Una mujer asesinada por adulterio. Una secuencia de un crimen de honor. Otra mujer obligada a casarse con su violador. Una niña de 14 años apaleada por su marido. Una joven mutilada por abandonar el hogar conyugal. Pueden parecer historias de un pasado remoto, pero han ocurrido en los últimos cinco años en Afganistán, un país protegido por decenas de miles de soldados extranjeros y con centenares de proyectos controlados por organizaciones internacionales.
Nadie podrá negar que desde la caída de los talibanes a finales del 2001 ha habido mejoras en la vida de las mujeres y las niñas afganas. Pueden estudiar, trabajar o tener acceso a la salud. Un 27% de los escaños en el Parlamento está ocupado por mujeres. Se han convertido en agentes de la policía o soldados. Incluso hay algunas que juegan al fútbol o boxean. Miles de universitarias pasean por el campus de Kabul y compiten con sus compañeros varones por las mejores notas.
La Constitución del 2004 garantiza la igualdad de derechos entre hombres y mujeres, y la ley del 2009 sobre la eliminación de la violencia contra la mujer reafirma que este es un delito penal. Las mujeres ya no son tratadas como botín de guerra como en el pasado, cuando los señores de la guerra permitían que sus soldados las violasen como una forma de recompensarlos e intimidar a los bandos contrarios. Ni son azotadas en las calles como ocurría durante el brutal régimen talibán por enseñar el tobillo, utilizar zapatos de colores prohibidos o caminar sin acompañamiento masculino. Ni tampoco son ejecutadas en plazas públicas por atreverse a desafiar la moral más retrógrada.
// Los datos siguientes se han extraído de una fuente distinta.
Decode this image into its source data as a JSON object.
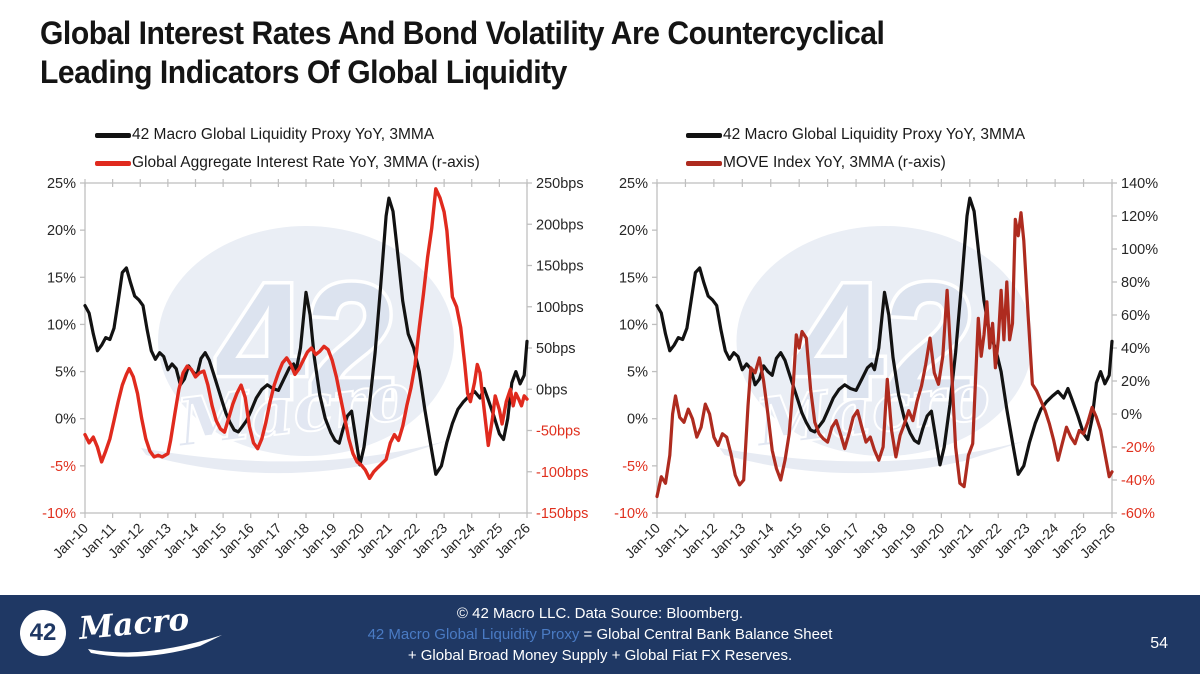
{
  "slide": {
    "title": "Global Interest Rates And Bond Volatility Are Countercyclical\nLeading Indicators Of Global Liquidity",
    "page_number": "54",
    "footer": {
      "line1": "© 42 Macro LLC. Data Source: Bloomberg.",
      "line2_link": "42 Macro Global Liquidity Proxy",
      "line2_rest": " = Global Central Bank Balance Sheet",
      "line3": "+ Global Broad Money Supply + Global Fiat FX Reserves.",
      "bg_color": "#1F3864",
      "link_color": "#4A7BC4"
    },
    "logo": {
      "number": "42",
      "script": "Macro"
    },
    "watermark": {
      "number": "42",
      "script": "Macro"
    },
    "colors": {
      "black_line": "#121212",
      "bright_red_line": "#E02A1E",
      "dark_red_line": "#AE2B1F",
      "axis_gray": "#BFBFBF",
      "tick_text": "#262626",
      "negative_tick_text": "#E0301E"
    }
  },
  "chart_data": [
    {
      "type": "line",
      "x_tick_labels": [
        "Jan-10",
        "Jan-11",
        "Jan-12",
        "Jan-13",
        "Jan-14",
        "Jan-15",
        "Jan-16",
        "Jan-17",
        "Jan-18",
        "Jan-19",
        "Jan-20",
        "Jan-21",
        "Jan-22",
        "Jan-23",
        "Jan-24",
        "Jan-25",
        "Jan-26"
      ],
      "x_range": [
        2010,
        2026
      ],
      "left_axis": {
        "ticks": [
          "25%",
          "20%",
          "15%",
          "10%",
          "5%",
          "0%",
          "-5%",
          "-10%"
        ],
        "max": 25,
        "min": -10
      },
      "right_axis": {
        "ticks": [
          "250bps",
          "200bps",
          "150bps",
          "100bps",
          "50bps",
          "0bps",
          "-50bps",
          "-100bps",
          "-150bps"
        ],
        "max": 250,
        "min": -150
      },
      "series": [
        {
          "name": "42 Macro Global Liquidity Proxy YoY, 3MMA",
          "color": "#121212",
          "axis": "left",
          "width": 3.2,
          "x": [
            2010.0,
            2010.15,
            2010.3,
            2010.45,
            2010.6,
            2010.75,
            2010.9,
            2011.05,
            2011.2,
            2011.35,
            2011.5,
            2011.65,
            2011.8,
            2011.95,
            2012.1,
            2012.25,
            2012.4,
            2012.55,
            2012.7,
            2012.85,
            2013.0,
            2013.15,
            2013.3,
            2013.45,
            2013.6,
            2013.75,
            2013.9,
            2014.05,
            2014.2,
            2014.35,
            2014.5,
            2014.65,
            2014.8,
            2014.95,
            2015.1,
            2015.25,
            2015.4,
            2015.55,
            2015.7,
            2015.85,
            2016.0,
            2016.2,
            2016.4,
            2016.6,
            2016.8,
            2017.0,
            2017.2,
            2017.4,
            2017.55,
            2017.65,
            2017.8,
            2018.0,
            2018.15,
            2018.3,
            2018.5,
            2018.7,
            2018.9,
            2019.05,
            2019.2,
            2019.35,
            2019.5,
            2019.65,
            2019.8,
            2019.95,
            2020.1,
            2020.3,
            2020.5,
            2020.7,
            2020.9,
            2021.0,
            2021.15,
            2021.3,
            2021.5,
            2021.7,
            2021.9,
            2022.1,
            2022.3,
            2022.5,
            2022.7,
            2022.9,
            2023.1,
            2023.3,
            2023.5,
            2023.7,
            2023.9,
            2024.1,
            2024.3,
            2024.45,
            2024.6,
            2024.8,
            2025.0,
            2025.15,
            2025.3,
            2025.45,
            2025.6,
            2025.75,
            2025.9,
            2026.0
          ],
          "y": [
            12.0,
            11.2,
            9.0,
            7.2,
            7.8,
            8.6,
            8.4,
            9.6,
            12.5,
            15.5,
            16.0,
            14.4,
            13.0,
            12.6,
            12.0,
            9.4,
            7.2,
            6.3,
            7.0,
            6.6,
            5.2,
            5.8,
            5.3,
            3.6,
            4.2,
            5.6,
            5.0,
            4.6,
            6.4,
            7.0,
            6.2,
            4.8,
            3.4,
            2.0,
            0.6,
            -0.4,
            -1.2,
            -1.4,
            -0.8,
            -0.2,
            0.8,
            2.2,
            3.1,
            3.6,
            3.2,
            3.0,
            4.2,
            5.4,
            5.8,
            5.2,
            7.5,
            13.4,
            11.0,
            6.5,
            2.5,
            0.0,
            -1.5,
            -2.3,
            -2.6,
            -1.0,
            0.3,
            0.8,
            -2.0,
            -4.9,
            -3.0,
            1.5,
            7.0,
            14.0,
            21.5,
            23.4,
            22.0,
            18.0,
            12.5,
            9.0,
            7.5,
            5.0,
            1.0,
            -2.5,
            -5.9,
            -5.0,
            -2.5,
            -0.5,
            1.0,
            1.8,
            2.4,
            2.9,
            2.2,
            3.2,
            2.0,
            0.3,
            -1.6,
            -2.2,
            0.0,
            3.8,
            5.0,
            3.7,
            4.6,
            8.2
          ]
        },
        {
          "name": "Global Aggregate Interest Rate YoY, 3MMA (r-axis)",
          "color": "#E02A1E",
          "axis": "right",
          "width": 3.4,
          "x": [
            2010.0,
            2010.15,
            2010.3,
            2010.45,
            2010.6,
            2010.75,
            2010.9,
            2011.05,
            2011.2,
            2011.35,
            2011.5,
            2011.6,
            2011.75,
            2011.9,
            2012.05,
            2012.2,
            2012.35,
            2012.5,
            2012.65,
            2012.8,
            2013.0,
            2013.1,
            2013.25,
            2013.4,
            2013.55,
            2013.7,
            2013.85,
            2014.0,
            2014.15,
            2014.3,
            2014.45,
            2014.6,
            2014.75,
            2014.9,
            2015.05,
            2015.2,
            2015.35,
            2015.5,
            2015.65,
            2015.8,
            2015.95,
            2016.1,
            2016.25,
            2016.4,
            2016.55,
            2016.7,
            2016.85,
            2017.0,
            2017.15,
            2017.3,
            2017.45,
            2017.6,
            2017.75,
            2017.9,
            2018.05,
            2018.2,
            2018.35,
            2018.5,
            2018.65,
            2018.8,
            2018.95,
            2019.1,
            2019.25,
            2019.4,
            2019.55,
            2019.7,
            2019.85,
            2020.0,
            2020.15,
            2020.3,
            2020.45,
            2020.6,
            2020.75,
            2020.9,
            2021.05,
            2021.2,
            2021.35,
            2021.5,
            2021.65,
            2021.8,
            2021.95,
            2022.1,
            2022.25,
            2022.4,
            2022.55,
            2022.7,
            2022.85,
            2023.0,
            2023.1,
            2023.2,
            2023.3,
            2023.45,
            2023.6,
            2023.75,
            2023.85,
            2023.95,
            2024.1,
            2024.2,
            2024.3,
            2024.45,
            2024.6,
            2024.75,
            2024.85,
            2025.0,
            2025.1,
            2025.25,
            2025.4,
            2025.5,
            2025.6,
            2025.7,
            2025.8,
            2025.9,
            2026.0
          ],
          "y": [
            -55,
            -65,
            -58,
            -70,
            -88,
            -75,
            -60,
            -38,
            -15,
            5,
            18,
            25,
            15,
            -5,
            -35,
            -60,
            -75,
            -82,
            -80,
            -82,
            -78,
            -62,
            -30,
            0,
            20,
            28,
            24,
            15,
            20,
            22,
            5,
            -20,
            -38,
            -48,
            -52,
            -35,
            -18,
            -5,
            5,
            -10,
            -45,
            -65,
            -72,
            -60,
            -40,
            -15,
            5,
            20,
            32,
            38,
            30,
            18,
            25,
            35,
            45,
            50,
            42,
            46,
            52,
            48,
            35,
            15,
            -10,
            -35,
            -60,
            -78,
            -88,
            -92,
            -98,
            -108,
            -100,
            -95,
            -90,
            -85,
            -65,
            -55,
            -62,
            -45,
            -20,
            2,
            30,
            75,
            115,
            160,
            195,
            243,
            232,
            215,
            192,
            150,
            112,
            100,
            75,
            30,
            -5,
            -15,
            8,
            30,
            20,
            -25,
            -68,
            -35,
            -8,
            -25,
            -42,
            -15,
            0,
            -20,
            -5,
            -12,
            -20,
            -8,
            -12
          ]
        }
      ]
    },
    {
      "type": "line",
      "x_tick_labels": [
        "Jan-10",
        "Jan-11",
        "Jan-12",
        "Jan-13",
        "Jan-14",
        "Jan-15",
        "Jan-16",
        "Jan-17",
        "Jan-18",
        "Jan-19",
        "Jan-20",
        "Jan-21",
        "Jan-22",
        "Jan-23",
        "Jan-24",
        "Jan-25",
        "Jan-26"
      ],
      "x_range": [
        2010,
        2026
      ],
      "left_axis": {
        "ticks": [
          "25%",
          "20%",
          "15%",
          "10%",
          "5%",
          "0%",
          "-5%",
          "-10%"
        ],
        "max": 25,
        "min": -10
      },
      "right_axis": {
        "ticks": [
          "140%",
          "120%",
          "100%",
          "80%",
          "60%",
          "40%",
          "20%",
          "0%",
          "-20%",
          "-40%",
          "-60%"
        ],
        "max": 140,
        "min": -60
      },
      "series": [
        {
          "name": "42 Macro Global Liquidity Proxy YoY, 3MMA",
          "color": "#121212",
          "axis": "left",
          "width": 3.2,
          "x": [
            2010.0,
            2010.15,
            2010.3,
            2010.45,
            2010.6,
            2010.75,
            2010.9,
            2011.05,
            2011.2,
            2011.35,
            2011.5,
            2011.65,
            2011.8,
            2011.95,
            2012.1,
            2012.25,
            2012.4,
            2012.55,
            2012.7,
            2012.85,
            2013.0,
            2013.15,
            2013.3,
            2013.45,
            2013.6,
            2013.75,
            2013.9,
            2014.05,
            2014.2,
            2014.35,
            2014.5,
            2014.65,
            2014.8,
            2014.95,
            2015.1,
            2015.25,
            2015.4,
            2015.55,
            2015.7,
            2015.85,
            2016.0,
            2016.2,
            2016.4,
            2016.6,
            2016.8,
            2017.0,
            2017.2,
            2017.4,
            2017.55,
            2017.65,
            2017.8,
            2018.0,
            2018.15,
            2018.3,
            2018.5,
            2018.7,
            2018.9,
            2019.05,
            2019.2,
            2019.35,
            2019.5,
            2019.65,
            2019.8,
            2019.95,
            2020.1,
            2020.3,
            2020.5,
            2020.7,
            2020.9,
            2021.0,
            2021.15,
            2021.3,
            2021.5,
            2021.7,
            2021.9,
            2022.1,
            2022.3,
            2022.5,
            2022.7,
            2022.9,
            2023.1,
            2023.3,
            2023.5,
            2023.7,
            2023.9,
            2024.1,
            2024.3,
            2024.45,
            2024.6,
            2024.8,
            2025.0,
            2025.15,
            2025.3,
            2025.45,
            2025.6,
            2025.75,
            2025.9,
            2026.0
          ],
          "y": [
            12.0,
            11.2,
            9.0,
            7.2,
            7.8,
            8.6,
            8.4,
            9.6,
            12.5,
            15.5,
            16.0,
            14.4,
            13.0,
            12.6,
            12.0,
            9.4,
            7.2,
            6.3,
            7.0,
            6.6,
            5.2,
            5.8,
            5.3,
            3.6,
            4.2,
            5.6,
            5.0,
            4.6,
            6.4,
            7.0,
            6.2,
            4.8,
            3.4,
            2.0,
            0.6,
            -0.4,
            -1.2,
            -1.4,
            -0.8,
            -0.2,
            0.8,
            2.2,
            3.1,
            3.6,
            3.2,
            3.0,
            4.2,
            5.4,
            5.8,
            5.2,
            7.5,
            13.4,
            11.0,
            6.5,
            2.5,
            0.0,
            -1.5,
            -2.3,
            -2.6,
            -1.0,
            0.3,
            0.8,
            -2.0,
            -4.9,
            -3.0,
            1.5,
            7.0,
            14.0,
            21.5,
            23.4,
            22.0,
            18.0,
            12.5,
            9.0,
            7.5,
            5.0,
            1.0,
            -2.5,
            -5.9,
            -5.0,
            -2.5,
            -0.5,
            1.0,
            1.8,
            2.4,
            2.9,
            2.2,
            3.2,
            2.0,
            0.3,
            -1.6,
            -2.2,
            0.0,
            3.8,
            5.0,
            3.7,
            4.6,
            8.2
          ]
        },
        {
          "name": "MOVE Index YoY, 3MMA (r-axis)",
          "color": "#AE2B1F",
          "axis": "right",
          "width": 3.2,
          "x": [
            2010.0,
            2010.15,
            2010.3,
            2010.45,
            2010.55,
            2010.65,
            2010.8,
            2010.95,
            2011.1,
            2011.25,
            2011.4,
            2011.55,
            2011.7,
            2011.85,
            2012.0,
            2012.15,
            2012.3,
            2012.45,
            2012.6,
            2012.75,
            2012.9,
            2013.05,
            2013.2,
            2013.3,
            2013.45,
            2013.6,
            2013.75,
            2013.9,
            2014.05,
            2014.2,
            2014.35,
            2014.5,
            2014.65,
            2014.8,
            2014.9,
            2015.0,
            2015.1,
            2015.25,
            2015.4,
            2015.55,
            2015.7,
            2015.85,
            2016.0,
            2016.15,
            2016.3,
            2016.45,
            2016.6,
            2016.75,
            2016.9,
            2017.05,
            2017.2,
            2017.35,
            2017.5,
            2017.65,
            2017.8,
            2017.95,
            2018.1,
            2018.25,
            2018.4,
            2018.55,
            2018.7,
            2018.85,
            2019.0,
            2019.15,
            2019.3,
            2019.45,
            2019.6,
            2019.75,
            2019.9,
            2020.05,
            2020.2,
            2020.35,
            2020.5,
            2020.65,
            2020.8,
            2020.95,
            2021.1,
            2021.2,
            2021.3,
            2021.4,
            2021.5,
            2021.6,
            2021.7,
            2021.8,
            2021.9,
            2022.0,
            2022.1,
            2022.2,
            2022.3,
            2022.4,
            2022.5,
            2022.6,
            2022.7,
            2022.8,
            2022.9,
            2023.05,
            2023.2,
            2023.35,
            2023.5,
            2023.65,
            2023.8,
            2023.95,
            2024.1,
            2024.25,
            2024.4,
            2024.55,
            2024.7,
            2024.85,
            2025.0,
            2025.15,
            2025.3,
            2025.45,
            2025.6,
            2025.75,
            2025.9,
            2026.0
          ],
          "y": [
            -50,
            -38,
            -42,
            -25,
            0,
            11,
            -2,
            -5,
            3,
            -3,
            -14,
            -8,
            6,
            0,
            -14,
            -19,
            -12,
            -14,
            -24,
            -37,
            -43,
            -40,
            5,
            28,
            25,
            34,
            20,
            0,
            -22,
            -33,
            -40,
            -28,
            -12,
            20,
            48,
            40,
            50,
            46,
            15,
            -5,
            -12,
            -15,
            -17,
            -8,
            -4,
            -12,
            -21,
            -12,
            -2,
            2,
            -8,
            -17,
            -14,
            -22,
            -28,
            -20,
            21,
            -10,
            -26,
            -13,
            -6,
            2,
            -4,
            8,
            17,
            30,
            46,
            25,
            18,
            35,
            75,
            30,
            -20,
            -42,
            -44,
            -25,
            -18,
            20,
            58,
            35,
            48,
            68,
            40,
            55,
            28,
            45,
            75,
            45,
            80,
            45,
            55,
            118,
            108,
            122,
            105,
            60,
            18,
            14,
            8,
            2,
            -6,
            -16,
            -28,
            -18,
            -8,
            -14,
            -18,
            -10,
            -12,
            -5,
            4,
            -2,
            -10,
            -24,
            -38,
            -35
          ]
        }
      ]
    }
  ]
}
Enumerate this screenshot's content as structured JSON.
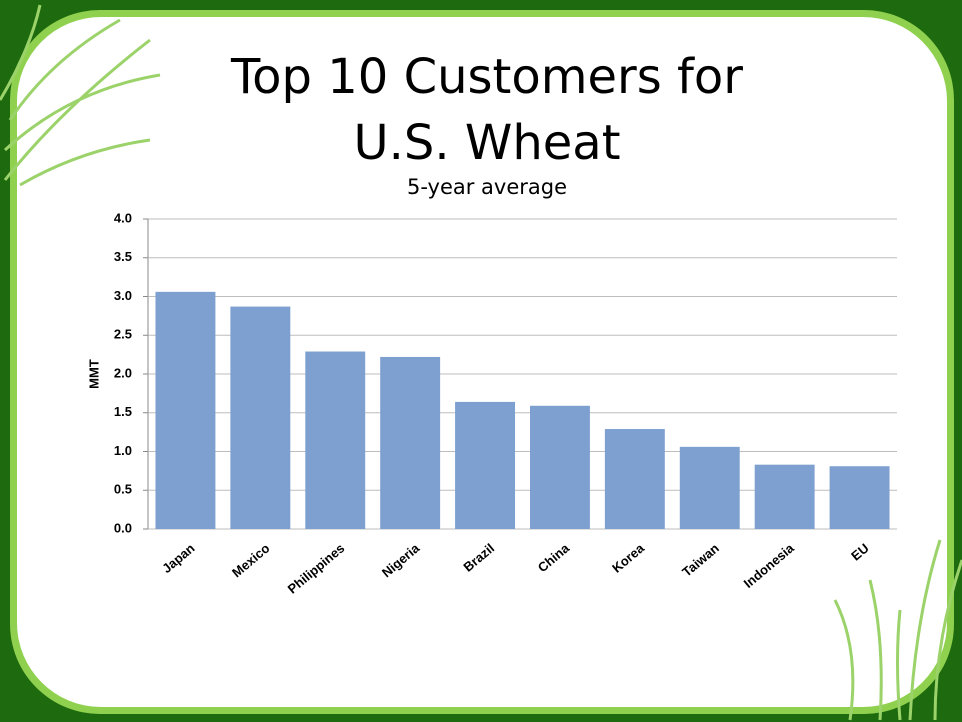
{
  "chart_data": {
    "type": "bar",
    "title": "Top 10 Customers for U.S. Wheat",
    "subtitle": "5-year average",
    "y_label": "MMT",
    "categories": [
      "Japan",
      "Mexico",
      "Philippines",
      "Nigeria",
      "Brazil",
      "China",
      "Korea",
      "Taiwan",
      "Indonesia",
      "EU"
    ],
    "values": [
      3.06,
      2.87,
      2.29,
      2.22,
      1.64,
      1.59,
      1.29,
      1.06,
      0.83,
      0.81
    ],
    "color": "#7da0d0",
    "ylim": [
      0,
      4
    ],
    "yticks": [
      {
        "value": 0,
        "label": "0.0"
      },
      0.5,
      {
        "value": 1,
        "label": "1.0"
      },
      1.5,
      {
        "value": 2,
        "label": "2.0"
      },
      2.5,
      {
        "value": 3,
        "label": "3.0"
      },
      3.5,
      {
        "value": 4,
        "label": "4.0"
      }
    ],
    "grid": true
  }
}
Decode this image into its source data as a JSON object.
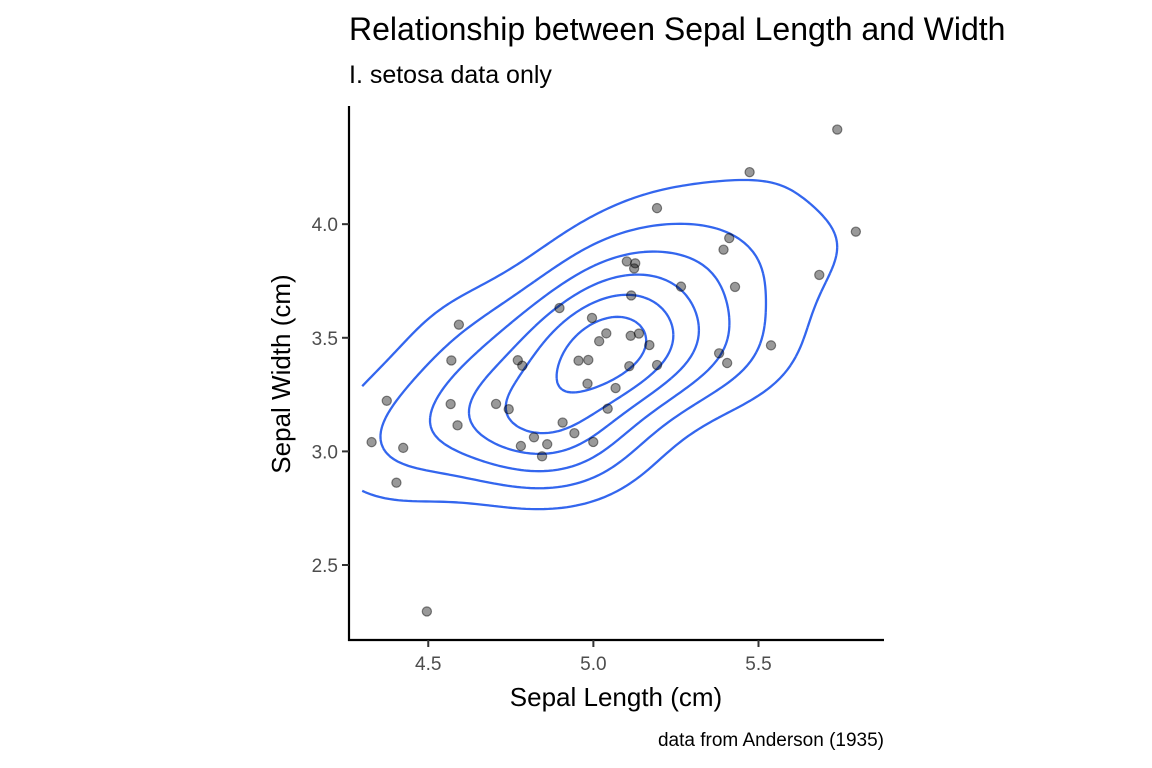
{
  "chart_data": {
    "type": "scatter",
    "title": "Relationship between Sepal Length and Width",
    "subtitle": "I. setosa data only",
    "xlabel": "Sepal Length (cm)",
    "ylabel": "Sepal Width (cm)",
    "caption": "data from Anderson (1935)",
    "xlim": [
      4.26,
      5.88
    ],
    "ylim": [
      2.17,
      4.52
    ],
    "x_ticks": [
      "4.5",
      "5.0",
      "5.5"
    ],
    "y_ticks": [
      "2.5",
      "3.0",
      "3.5",
      "4.0"
    ],
    "grid": false,
    "legend": "none",
    "colors": {
      "points": "#000000",
      "contours": "#3366ee"
    },
    "points": [
      {
        "x": 5.1,
        "y": 3.5
      },
      {
        "x": 4.9,
        "y": 3.0
      },
      {
        "x": 4.7,
        "y": 3.2
      },
      {
        "x": 4.6,
        "y": 3.1
      },
      {
        "x": 5.0,
        "y": 3.6
      },
      {
        "x": 5.4,
        "y": 3.9
      },
      {
        "x": 4.6,
        "y": 3.4
      },
      {
        "x": 5.0,
        "y": 3.4
      },
      {
        "x": 4.4,
        "y": 2.9
      },
      {
        "x": 4.9,
        "y": 3.1
      },
      {
        "x": 5.4,
        "y": 3.7
      },
      {
        "x": 4.8,
        "y": 3.4
      },
      {
        "x": 4.8,
        "y": 3.0
      },
      {
        "x": 4.3,
        "y": 3.0
      },
      {
        "x": 5.8,
        "y": 4.0
      },
      {
        "x": 5.7,
        "y": 4.4
      },
      {
        "x": 5.4,
        "y": 3.9
      },
      {
        "x": 5.1,
        "y": 3.5
      },
      {
        "x": 5.7,
        "y": 3.8
      },
      {
        "x": 5.1,
        "y": 3.8
      },
      {
        "x": 5.4,
        "y": 3.4
      },
      {
        "x": 5.1,
        "y": 3.7
      },
      {
        "x": 4.6,
        "y": 3.6
      },
      {
        "x": 5.1,
        "y": 3.3
      },
      {
        "x": 4.8,
        "y": 3.4
      },
      {
        "x": 5.0,
        "y": 3.0
      },
      {
        "x": 5.0,
        "y": 3.4
      },
      {
        "x": 5.2,
        "y": 3.5
      },
      {
        "x": 5.2,
        "y": 3.4
      },
      {
        "x": 4.7,
        "y": 3.2
      },
      {
        "x": 4.8,
        "y": 3.1
      },
      {
        "x": 5.4,
        "y": 3.4
      },
      {
        "x": 5.2,
        "y": 4.1
      },
      {
        "x": 5.5,
        "y": 4.2
      },
      {
        "x": 4.9,
        "y": 3.1
      },
      {
        "x": 5.0,
        "y": 3.2
      },
      {
        "x": 5.5,
        "y": 3.5
      },
      {
        "x": 4.9,
        "y": 3.6
      },
      {
        "x": 4.4,
        "y": 3.0
      },
      {
        "x": 5.1,
        "y": 3.4
      },
      {
        "x": 5.0,
        "y": 3.5
      },
      {
        "x": 4.5,
        "y": 2.3
      },
      {
        "x": 4.4,
        "y": 3.2
      },
      {
        "x": 5.0,
        "y": 3.5
      },
      {
        "x": 5.1,
        "y": 3.8
      },
      {
        "x": 4.8,
        "y": 3.0
      },
      {
        "x": 5.1,
        "y": 3.8
      },
      {
        "x": 4.6,
        "y": 3.2
      },
      {
        "x": 5.3,
        "y": 3.7
      },
      {
        "x": 5.0,
        "y": 3.3
      }
    ],
    "density_contours": true
  }
}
Pero el gobierno afgano, presidido durante la última década por Hamid Karzai, ha sido permisivo con las presiones de los sectores conservadores tantos suníes como chiíes. En el 2009 firmó la ley Shia sobre el estatuto personal que permite al marido retirar la manutención a su esposa si se niega a obedecer sus demandas sexuales, otorga la tutela de los niños exclusivamente a los hombres y exige que las mujeres tengan el permiso de sus maridos para trabajar.
En marzo del 2012 el Consejo de Ulemas emitió normas de comportamiento para las mujeres. Prohibía la práctica tradicional de entregar a una niña a otra familia para resolver una disputa y decía que los matrimonios forzados son ilegales. Pero, al mismo tiempo, prohibía a las mujeres viajar sin el acompañamiento masculino y recomendaba que no se mezclasen con los hombres en los lugares de trabajo o estudio.
En un informe de Human Rights Watch (HRW) se indicaba que “los tribunales envían a las mujeres a la cárcel por delitos dudosos mientras que los verdaderos criminales, que son los abusadores, quedan en libertad”. La investigación de la prestigiosa organización humanitaria aseguraba que “los abusos más horribles sufridos por las mujeres no parecen provocar más que un encogimiento de hombros por parte de los fiscales, a pesar de que las leyes criminalizan la violencia contra la mujer”.
En la actualidad, hay alrededor de 400 mujeres y niñas encarceladas en prisiones o correccionales por “crímenes contra la moral”. En muchos casos estos crímenes son oponerse a los matrimonios forzosos, y no es raro encontrar mujeres y niñas entre rejas por haber sido violadas.
En Afganistán hay 14 refugios para mujeres que huyen de la violencia doméstica. Unas 300 mujeres y niñas acompañadas de sus hijos más pequeños viven en ellos. Las trabajadoras sociales y las abogadas intentan negociar con las familias el divorcio cuando se trata de menores, pero estos procesos son muy complejos y muchas veces tardan años en resolverse. La mujer suele pagar un alto precio: nunca volverá a ver a sus hijos.
Los jueces, los policías, los médicos, los varones en general, e incluso, la mayoría de las mujeres, son cómplices de situaciones que sólo pueden ser descritas como violaciones flagrantes de todos los derechos humanos. El silencio y la indiferencia estimulan a los agresores a continuar tratando a las mujeres como si no tuvieran derechos. La impunidad generalizada y el peso de la tradición ahorcan sus vidas.
Pero lo peor es la prepotencia y la ignorancia con la que actúan los supuestos expertos de la comunidad internacional ante estas situaciones inaceptables. Se suele escuchar de boca de civiles y militares una retahíla de incongruencias que sólo buscan justificar la neutralidad con la que supuestamente hay que actuar ante dramas que forman parte de la vida privada de los afganos. En 13 años de intervención extranjera, han sido incapaces de cambiar comportamientos vinculados a tradiciones ancestrales que convierten a las mujeres en sombras, furtivas, maltratadas y reprimidas para siempre.